The Back-and-Forth Nature Of Nakobe Dean’s Week
Back in November, five-star linebacker Nakobe Dean realized he hadn’t packed enough clothes on his official visit to Georgia. To help, his mom ran over to the local CVS to grab him a shirt—a relatively cheap, red, long-sleeved t-shirt with an old school Bulldog logo and in big white letters reads ‘GEORGIA BULLDOGS.’”
Much like the purchase of the shirt, Dean’s commitment to Kirby Smart and the Bulldogs was spontaneous.
For a while now, the Horn Lake, MS native has been back and forth between UGA and Ole Miss. This week though, that indecisiveness was ramped up even more.
On Monday at the Alabama-Mississippi All-Star Game, Dean flashed the crowd the Landshark hand gesture, leading some to believe that Ole Miss was starting to pull away. And at the time, it seemed like that to Dean as well.
“It was about 50-50 UGA-Ole Miss,” Dean said after his commitment on National Signing Day. “[Ole Miss] was the top one at the time that I did that.”
But as the week moved on, he was still thinking. And thinking. And thinking.

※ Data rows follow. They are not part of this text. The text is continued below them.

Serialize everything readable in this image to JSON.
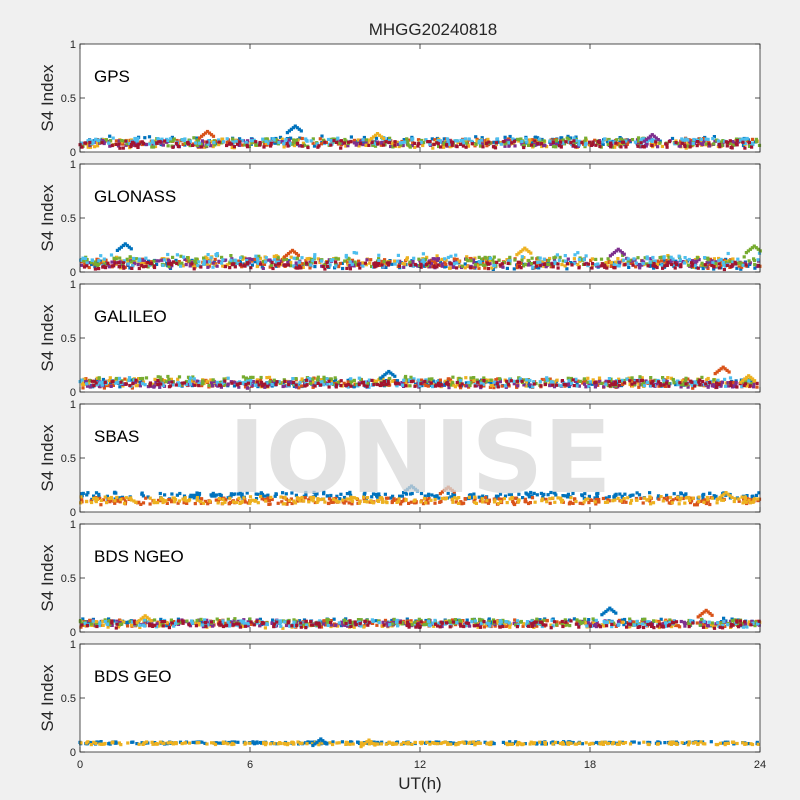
{
  "chart_data": {
    "type": "scatter",
    "title": "MHGG20240818",
    "xlabel": "UT(h)",
    "ylabel": "S4 Index",
    "xlim": [
      0,
      24
    ],
    "ylim": [
      0,
      1
    ],
    "xticks": [
      0,
      6,
      12,
      18,
      24
    ],
    "yticks": [
      0,
      0.5,
      1
    ],
    "ytick_labels": [
      "0",
      "0.5",
      "1"
    ],
    "watermark": "IONISE",
    "series_colors": [
      "#0072bd",
      "#d95319",
      "#edb120",
      "#7e2f8e",
      "#77ac30",
      "#4dbeee",
      "#a2142f"
    ],
    "panels": [
      {
        "label": "GPS",
        "bands": [
          {
            "color": "#0072bd",
            "base": 0.1,
            "spread": 0.04
          },
          {
            "color": "#d95319",
            "base": 0.09,
            "spread": 0.03
          },
          {
            "color": "#edb120",
            "base": 0.08,
            "spread": 0.04
          },
          {
            "color": "#7e2f8e",
            "base": 0.08,
            "spread": 0.03
          },
          {
            "color": "#77ac30",
            "base": 0.09,
            "spread": 0.04
          },
          {
            "color": "#4dbeee",
            "base": 0.1,
            "spread": 0.03
          },
          {
            "color": "#a2142f",
            "base": 0.07,
            "spread": 0.03
          }
        ],
        "peaks": [
          {
            "x": 7.6,
            "y": 0.24
          },
          {
            "x": 4.5,
            "y": 0.19
          },
          {
            "x": 10.5,
            "y": 0.17
          },
          {
            "x": 20.2,
            "y": 0.16
          }
        ]
      },
      {
        "label": "GLONASS",
        "bands": [
          {
            "color": "#0072bd",
            "base": 0.07,
            "spread": 0.04
          },
          {
            "color": "#d95319",
            "base": 0.08,
            "spread": 0.04
          },
          {
            "color": "#edb120",
            "base": 0.09,
            "spread": 0.05
          },
          {
            "color": "#7e2f8e",
            "base": 0.08,
            "spread": 0.04
          },
          {
            "color": "#77ac30",
            "base": 0.1,
            "spread": 0.05
          },
          {
            "color": "#4dbeee",
            "base": 0.11,
            "spread": 0.06
          },
          {
            "color": "#a2142f",
            "base": 0.06,
            "spread": 0.03
          }
        ],
        "peaks": [
          {
            "x": 1.6,
            "y": 0.26
          },
          {
            "x": 7.5,
            "y": 0.2
          },
          {
            "x": 15.7,
            "y": 0.22
          },
          {
            "x": 19.0,
            "y": 0.21
          },
          {
            "x": 23.8,
            "y": 0.24
          }
        ]
      },
      {
        "label": "GALILEO",
        "bands": [
          {
            "color": "#0072bd",
            "base": 0.08,
            "spread": 0.03
          },
          {
            "color": "#d95319",
            "base": 0.08,
            "spread": 0.04
          },
          {
            "color": "#edb120",
            "base": 0.09,
            "spread": 0.04
          },
          {
            "color": "#7e2f8e",
            "base": 0.07,
            "spread": 0.03
          },
          {
            "color": "#77ac30",
            "base": 0.1,
            "spread": 0.04
          },
          {
            "color": "#4dbeee",
            "base": 0.09,
            "spread": 0.04
          },
          {
            "color": "#a2142f",
            "base": 0.08,
            "spread": 0.03
          }
        ],
        "peaks": [
          {
            "x": 10.9,
            "y": 0.19
          },
          {
            "x": 22.7,
            "y": 0.23
          },
          {
            "x": 23.6,
            "y": 0.15
          }
        ]
      },
      {
        "label": "SBAS",
        "bands": [
          {
            "color": "#0072bd",
            "base": 0.15,
            "spread": 0.03
          },
          {
            "color": "#d95319",
            "base": 0.1,
            "spread": 0.03
          },
          {
            "color": "#edb120",
            "base": 0.11,
            "spread": 0.03
          }
        ],
        "peaks": [
          {
            "x": 11.7,
            "y": 0.24
          },
          {
            "x": 13.0,
            "y": 0.23
          },
          {
            "x": 22.8,
            "y": 0.18
          }
        ]
      },
      {
        "label": "BDS NGEO",
        "bands": [
          {
            "color": "#0072bd",
            "base": 0.09,
            "spread": 0.03
          },
          {
            "color": "#d95319",
            "base": 0.08,
            "spread": 0.03
          },
          {
            "color": "#edb120",
            "base": 0.07,
            "spread": 0.03
          },
          {
            "color": "#7e2f8e",
            "base": 0.08,
            "spread": 0.03
          },
          {
            "color": "#77ac30",
            "base": 0.09,
            "spread": 0.03
          },
          {
            "color": "#4dbeee",
            "base": 0.08,
            "spread": 0.03
          },
          {
            "color": "#a2142f",
            "base": 0.07,
            "spread": 0.03
          }
        ],
        "peaks": [
          {
            "x": 18.7,
            "y": 0.22
          },
          {
            "x": 22.1,
            "y": 0.2
          },
          {
            "x": 2.3,
            "y": 0.15
          }
        ]
      },
      {
        "label": "BDS GEO",
        "bands": [
          {
            "color": "#0072bd",
            "base": 0.085,
            "spread": 0.01
          },
          {
            "color": "#edb120",
            "base": 0.08,
            "spread": 0.012
          }
        ],
        "peaks": [
          {
            "x": 8.5,
            "y": 0.12
          },
          {
            "x": 10.2,
            "y": 0.11
          }
        ]
      }
    ]
  }
}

Come actual signing day, insiders weren’t sure, friends and family had no idea because Dean himself still didn’t know. And sensing that uncertainty, everyone who could was reaching out to him to try and get in their closing arguments.
“Today was crazy,” Dean said. “I probably should have turned off my phone but I didn’t. So I gave the schools a chance and went back and forth.”
And at the end of it, he informed neither school if he was going or not. How Ole Miss figured the decision out was by an ESPN live-stream of the commitment ceremony. How Georgia was told was through a National Letter of Intent it received just a few minutes prior to the ceremony.
What pushed Georgia over the line? It wasn’t a closing pitch from Smart, but the relationship Dean had with him, outside linebackers coach Dan Lanning and inside linebackers coach Glenn Schumann. That, combined with the overall spectrum of things Georgia had to offer, earned Dean’s signature at the last second.
“I feel like they gave me overall everything,” Dean said. “They checked all the boxes… Development, on and off the field. Academically and athletically.”
Still, after deciding to opt away from the school of his home state, Dean still carries the pride of the state of Mississippi. A pride he plans to wear throughout his time in Athens and after.
“At the end of the day, I’m going to represent Mississippi wherever I go.”